Headley’s prior offenses seemed to leave little question of his guilt. After the 1967 murder, he had moved, and in 1977 he had pleaded guilty to assaulting two older women, again in their own homes. His victims’ disturbing statements from that previous case gave some insight into the victim’s last moments.

“He menaced to strangle one and he threatened to smother the other with a cushion,” says Smith. Both women fought back. Though Headley was initially sentenced to life, he appealed, supported by a mental health professional who stated that Headley was acting out of character. “It went from a life sentence to less time,” says Smith.

Closing the Case

Smith was present at Headley’s arrest. “I knew what he looked like, I knew he was going to be 92, and I also knew how compelling the proof was,” she says. The team were concerned that the arrest would trigger a health crisis. “We were uncovering the most hidden truth he’d kept hidden for 60 years,” says Smith.

Yet everything was able to proceed. The court case took place, and the victim’s granddaughter had been contacted by family liaison. “She had believed it was never going to be solved,” says Smith. For the family, there had also been a sense of shame about the nature of the crime.

“Rape is often not reported now,” says Smith, “but in the mid-20th century, how many elderly ladies would ever report this had happened?”

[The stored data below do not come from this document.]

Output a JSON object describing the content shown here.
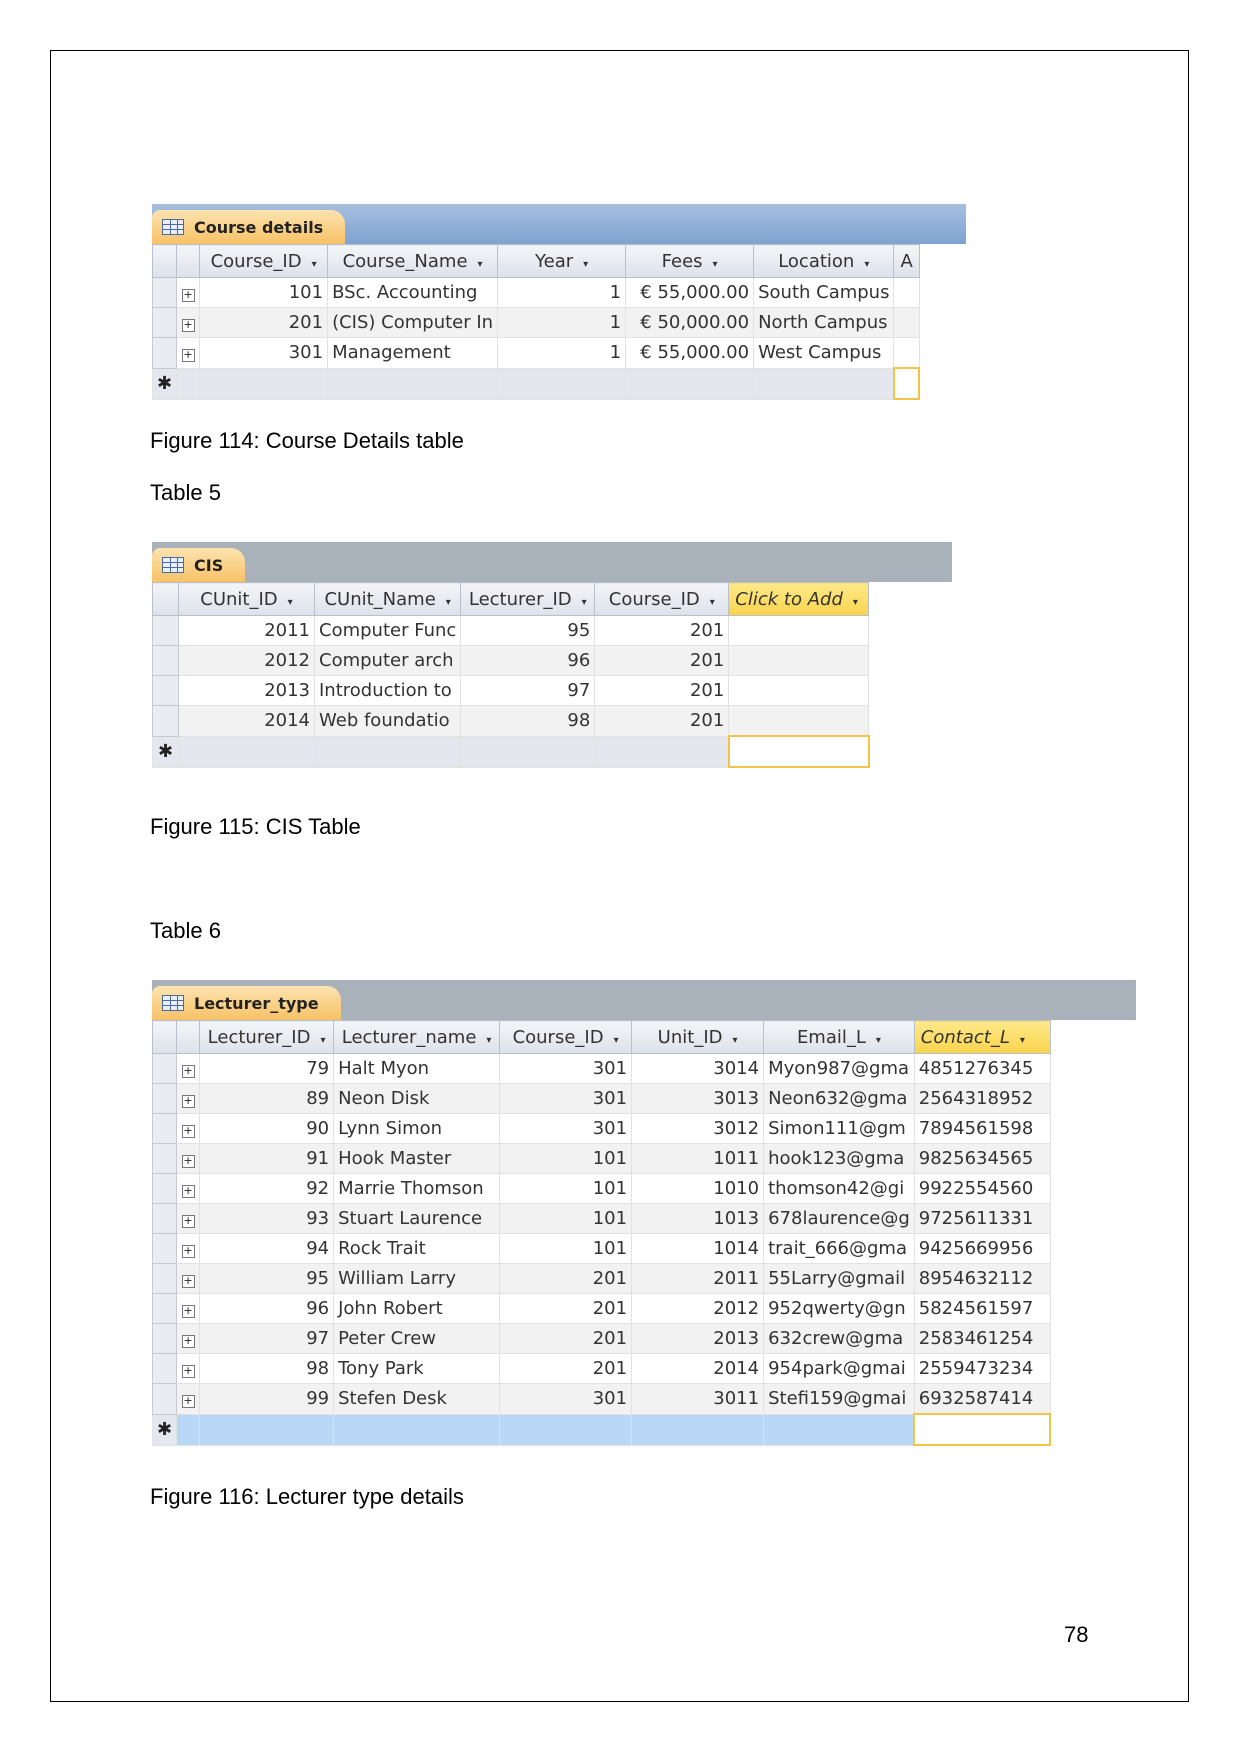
{
  "course_table": {
    "tab_label": "Course details",
    "columns": [
      "Course_ID",
      "Course_Name",
      "Year",
      "Fees",
      "Location",
      "A"
    ],
    "rows": [
      [
        "101",
        "BSc. Accounting",
        "1",
        "€ 55,000.00",
        "South Campus"
      ],
      [
        "201",
        "(CIS) Computer In",
        "1",
        "€ 50,000.00",
        "North Campus"
      ],
      [
        "301",
        "Management",
        "1",
        "€ 55,000.00",
        "West Campus"
      ]
    ],
    "new_row_marker": "✱",
    "caption": "Figure 114: Course Details table"
  },
  "table5_label": "Table 5",
  "cis_table": {
    "tab_label": "CIS",
    "columns": [
      "CUnit_ID",
      "CUnit_Name",
      "Lecturer_ID",
      "Course_ID",
      "Click to Add"
    ],
    "rows": [
      [
        "2011",
        "Computer Func",
        "95",
        "201"
      ],
      [
        "2012",
        "Computer arch",
        "96",
        "201"
      ],
      [
        "2013",
        "Introduction to",
        "97",
        "201"
      ],
      [
        "2014",
        "Web foundatio",
        "98",
        "201"
      ]
    ],
    "new_row_marker": "✱",
    "caption": "Figure 115: CIS Table"
  },
  "table6_label": "Table 6",
  "lecturer_table": {
    "tab_label": "Lecturer_type",
    "columns": [
      "Lecturer_ID",
      "Lecturer_name",
      "Course_ID",
      "Unit_ID",
      "Email_L",
      "Contact_L"
    ],
    "rows": [
      [
        "79",
        "Halt Myon",
        "301",
        "3014",
        "Myon987@gma",
        "4851276345"
      ],
      [
        "89",
        "Neon Disk",
        "301",
        "3013",
        "Neon632@gma",
        "2564318952"
      ],
      [
        "90",
        "Lynn Simon",
        "301",
        "3012",
        "Simon111@gm",
        "7894561598"
      ],
      [
        "91",
        "Hook Master",
        "101",
        "1011",
        "hook123@gma",
        "9825634565"
      ],
      [
        "92",
        "Marrie Thomson",
        "101",
        "1010",
        "thomson42@gi",
        "9922554560"
      ],
      [
        "93",
        "Stuart Laurence",
        "101",
        "1013",
        "678laurence@g",
        "9725611331"
      ],
      [
        "94",
        "Rock Trait",
        "101",
        "1014",
        "trait_666@gma",
        "9425669956"
      ],
      [
        "95",
        "William Larry",
        "201",
        "2011",
        "55Larry@gmail",
        "8954632112"
      ],
      [
        "96",
        "John Robert",
        "201",
        "2012",
        "952qwerty@gn",
        "5824561597"
      ],
      [
        "97",
        "Peter Crew",
        "201",
        "2013",
        "632crew@gma",
        "2583461254"
      ],
      [
        "98",
        "Tony Park",
        "201",
        "2014",
        "954park@gmai",
        "2559473234"
      ],
      [
        "99",
        "Stefen Desk",
        "301",
        "3011",
        "Stefi159@gmai",
        "6932587414"
      ]
    ],
    "new_row_marker": "✱",
    "caption": "Figure 116: Lecturer type details"
  },
  "page_number": "78",
  "icons": {
    "table": "datasheet-table-icon",
    "expand": "plus",
    "dropdown": "▾"
  }
}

Headley was told at sentencing that, for all practical purposes, he would remain incarcerated. He would die in prison.

A Profound Effect

For Smith, it has been a unique case. “It just feels different, I don’t know why,” she says. “In a live case, the process is very reactive. With this case you’re driving the inquiry, the pressure is only from yourself. It started with me trying to get someone to take some interest of that evidence – and I was able to follow it right until the end.”

She is confident that it won’t be the last resolution. There are approximately 130 cold cases in the archives. “We’ve got so much more to do,” she says. “We have several murders that we’re re-examining – we’re constantly submitting evidence to forensics and pursuing other leads. We’ll be forever unlocking the past.”

Maria Parker
Maria Parker

A passionate baccarat enthusiast with over a decade of experience in casino gaming and strategy development.